A lot of investors out there do not understand how oil can be traded, although its price impacts our daily lives. These can be seen in the prices of filling up our vehicles in the gas station to our cost of groceries and even the cost of flight tickets.

Factors Affecting the Price of Oil

Ideally, factors of supply and demand determine the price of oil. The price of oil would hike up when we find more demand to the supply (here we find more buyers than sellers). On the other hand, we’ll see a reverse whereby price goes down when supply gets higher than demand.

The year 2012 is expected to see a rise in the demand for Crude oil to the tone of 91 million barrels per day. This growth is driven by emerging market economies, alongside the decline in OECD. We had daily supply stand at 88.3 million barrels per day in June 2011, and Saudi Arabia boosted supply from the Organization of Petroleum Exporting Countries (OPEC).

The quantity of oil has always been the major supply problem. We find a lot of refineries out there who depend solely on high quality ‘sweet’ crude, which is meant to satisfy environmental requirements.
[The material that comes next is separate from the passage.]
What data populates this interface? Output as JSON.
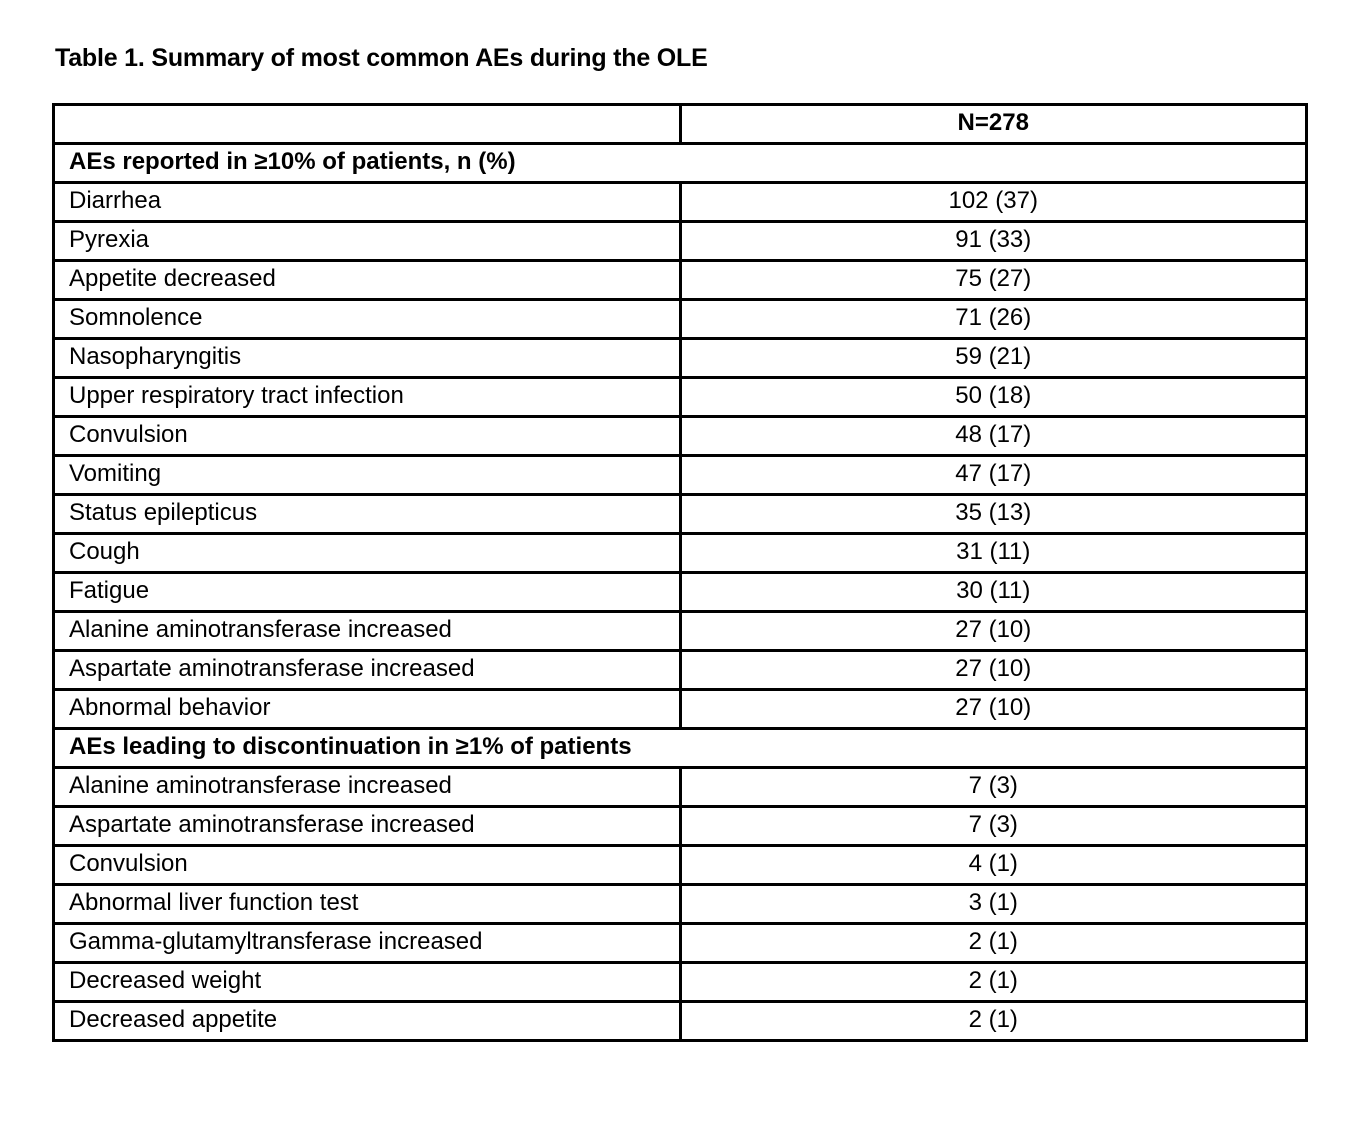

It is worth note taking to point out the fact that investor’s speculation plays a vital role on oil prices. We find a lot of traders who hold on to commodity-linked investments on the long term, while others invest on oil derivatives on a short term in a bid to earn some profits.

Understanding Oil Trading

Trading oil is a bit unlike buying and selling of stocks, and it should be traded using specific techniques, just like those listed below;

1. Low Capital investment – It is possible for anyone to control an oil contract worth many times more than the account’s holding, with as little as $300 in equity. This is possible because of the leverage offered, making it possible to start making huge profits with a small invested amount.

2. Reliable Trading Software – At this point, it is imperative to have an established trading software client. Poor trading software is like buying a computer without Microsoft installed on it. With reliable trading software, trading oil would be as easy as ABC.

Conclusion

Investors can be able to make huge profits via oil trading due to the wide range of opportunities it offers. Investors get direct exposure to commodities via derivatives, or indirect exposure via stocks issued by energy firms.  It is important to note that ‘Oil is king’.